Palmer played in that Junior Varsity game against Georgia Tech: the first football game he ever played in.
Palmer said, “People ask me why, having never played football, I walked on at Alabama. It was simply that I didn’t want to wake up one day when I was 50-years-old wondering whether or not I could have made it and regret not trying.”
Palmer said, “I feel the same way about running for Congress and trying to get America back on the right track. I don’t want to ever look at my children and grandchildren and wonder whether or not I could have made a difference and regret not trying. I think we all have to give it a shot…we have to do all we can to preserve liberty and get America back on the right course. If we do, I think we can turn the country around. What a great life legacy that will be.”
After leaving the University of Alabama with his degree in operations Palmer would eventually co-found the Alabama Policy Institute (API) and lead it for the next 24 years. Palmer said that his decades leading the research and education organization dedicated to identifying, developing and promoting sound public policies that emphasize a limited government, free markets, the rule of law and strong families, prepared and equipped him to serve in the U.S. Congress.

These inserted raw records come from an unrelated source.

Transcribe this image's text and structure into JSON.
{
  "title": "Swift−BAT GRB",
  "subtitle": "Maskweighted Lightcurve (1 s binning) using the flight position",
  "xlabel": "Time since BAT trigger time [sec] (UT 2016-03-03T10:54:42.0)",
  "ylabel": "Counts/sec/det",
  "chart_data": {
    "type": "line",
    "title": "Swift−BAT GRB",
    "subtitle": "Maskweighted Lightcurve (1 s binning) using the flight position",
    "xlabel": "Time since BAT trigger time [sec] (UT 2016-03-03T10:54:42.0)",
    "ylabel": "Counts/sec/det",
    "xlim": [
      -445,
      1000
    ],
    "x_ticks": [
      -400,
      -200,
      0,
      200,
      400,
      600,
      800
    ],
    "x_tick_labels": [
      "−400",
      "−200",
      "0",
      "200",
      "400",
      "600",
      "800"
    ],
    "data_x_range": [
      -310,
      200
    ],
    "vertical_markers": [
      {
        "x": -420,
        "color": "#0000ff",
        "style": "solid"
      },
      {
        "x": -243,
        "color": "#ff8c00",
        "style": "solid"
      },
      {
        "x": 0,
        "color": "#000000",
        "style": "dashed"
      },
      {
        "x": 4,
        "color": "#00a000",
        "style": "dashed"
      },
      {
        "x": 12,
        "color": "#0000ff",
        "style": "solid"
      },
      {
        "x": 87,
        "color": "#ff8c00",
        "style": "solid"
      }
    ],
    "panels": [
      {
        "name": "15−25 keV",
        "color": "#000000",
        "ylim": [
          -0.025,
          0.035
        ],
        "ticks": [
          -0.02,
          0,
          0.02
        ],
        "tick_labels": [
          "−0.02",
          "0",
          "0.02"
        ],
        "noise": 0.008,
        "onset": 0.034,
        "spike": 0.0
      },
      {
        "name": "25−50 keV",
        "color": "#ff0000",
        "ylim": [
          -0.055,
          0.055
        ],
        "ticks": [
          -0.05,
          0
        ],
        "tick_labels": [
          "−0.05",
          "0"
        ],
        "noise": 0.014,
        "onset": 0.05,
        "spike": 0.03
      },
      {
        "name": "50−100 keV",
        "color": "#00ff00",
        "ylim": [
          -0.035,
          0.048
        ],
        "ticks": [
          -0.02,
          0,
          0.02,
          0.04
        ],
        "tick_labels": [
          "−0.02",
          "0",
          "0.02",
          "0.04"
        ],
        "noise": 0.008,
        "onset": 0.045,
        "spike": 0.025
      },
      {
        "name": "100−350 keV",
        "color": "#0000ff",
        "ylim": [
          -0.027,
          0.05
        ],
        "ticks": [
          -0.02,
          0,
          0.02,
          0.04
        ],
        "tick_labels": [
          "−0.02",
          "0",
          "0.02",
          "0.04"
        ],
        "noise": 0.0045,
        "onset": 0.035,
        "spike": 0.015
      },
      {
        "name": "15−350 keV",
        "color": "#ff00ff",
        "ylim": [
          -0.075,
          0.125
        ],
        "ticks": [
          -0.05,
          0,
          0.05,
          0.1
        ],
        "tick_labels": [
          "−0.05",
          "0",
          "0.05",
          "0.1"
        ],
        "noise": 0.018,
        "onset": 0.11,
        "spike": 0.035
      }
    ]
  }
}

Palmer had the endorsement of ‘National Review’ columnist Quin Hillyer who wrote, “Veteran think-tank workhorse Gary Palmer could immediately, even as a freshman, be a conservative congressional superstar.” “Palmer is not just the founder and longtime president of the Alabama Policy Institute (API), but effectively is the dean of the entire alliance of tremendously successful think tanks known as the State Policy Network (SPN). His quarter century in the conservative vineyards gives Palmer not just unassailable credentials as a full-spectrum conservative, but also the policy chops, procedural knowledge, and political skills to hit the Capitol grounds sprinting as an advocate, legislator, and leader.”

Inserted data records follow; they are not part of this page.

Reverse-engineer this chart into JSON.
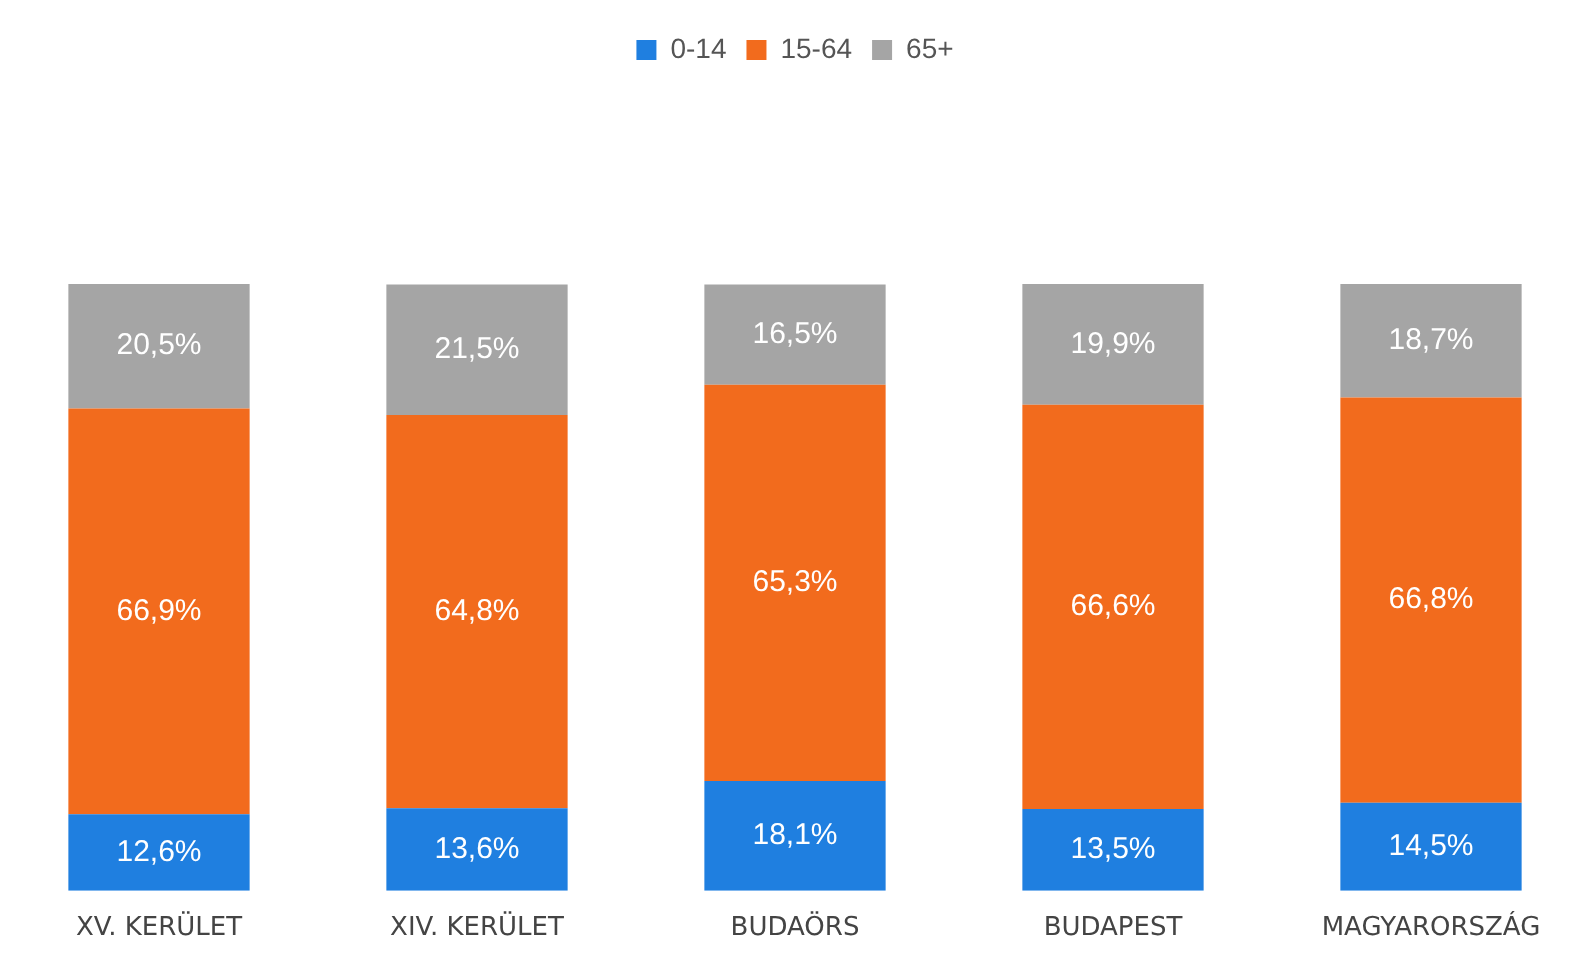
{
  "chart_data": {
    "type": "bar",
    "stacked": true,
    "legend": "top",
    "ylim": [
      0,
      100
    ],
    "tick_labels": "x",
    "categories": [
      "XV. KERÜLET",
      "XIV. KERÜLET",
      "BUDAÖRS",
      "BUDAPEST",
      "MAGYARORSZÁG"
    ],
    "series": [
      {
        "name": "0-14",
        "color": "#1f7fe0",
        "values": [
          12.6,
          13.6,
          18.1,
          13.5,
          14.5
        ],
        "value_labels": [
          "12,6%",
          "13,6%",
          "18,1%",
          "13,5%",
          "14,5%"
        ]
      },
      {
        "name": "15-64",
        "color": "#f26b1d",
        "values": [
          66.9,
          64.8,
          65.3,
          66.6,
          66.8
        ],
        "value_labels": [
          "66,9%",
          "64,8%",
          "65,3%",
          "66,6%",
          "66,8%"
        ]
      },
      {
        "name": "65+",
        "color": "#a5a5a5",
        "values": [
          20.5,
          21.5,
          16.5,
          19.9,
          18.7
        ],
        "value_labels": [
          "20,5%",
          "21,5%",
          "16,5%",
          "19,9%",
          "18,7%"
        ]
      }
    ]
  }
}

Quin Hillyer said, “For 20 years, API had banged the drum for school choice, plowing the political ground and changing minds aplenty. Last year the state finally enacted a sweeping school-scholarship program, combined with school “flexibility” provisions. And for seven years, API had warned about the budget-busting dangers of a particularly generous ‘special’ pension program for state workers. The legislature saved about $60 million a year by eliminating it, following API’s proposal almost to the letter. Successful ethics reforms and campaign-finance reforms — transparency and disclosure, not limits — also tracked the think tank’s longstanding proposals.”
Palmer expanded his endorsements to include Rick Burgesse of the popular Rick and Bubba Radio show and reality TV star Jim Bob Duggar.
When the outspoken Dr. Mathis lumped Palmer in with DeMarco, Beason, and Brooke in his infamous ‘Gang of Four’ campaign, Palmer held a rare joint news conference with Beason and Brooke to denounce what they believed were gross misrepresentations by the Mathis campaign.
When the dust cleared, Palmer had 20% of the votes cast easily qualifying for the runoff with Paul DeMarco on Tuesday, July 15.
Longtime Sixth Congressional District incumbent Spencer Bachus (R) from Vestavia is not seeking re-election. Bachus has served the Sixth District for 11 terms in the U.S. Congress.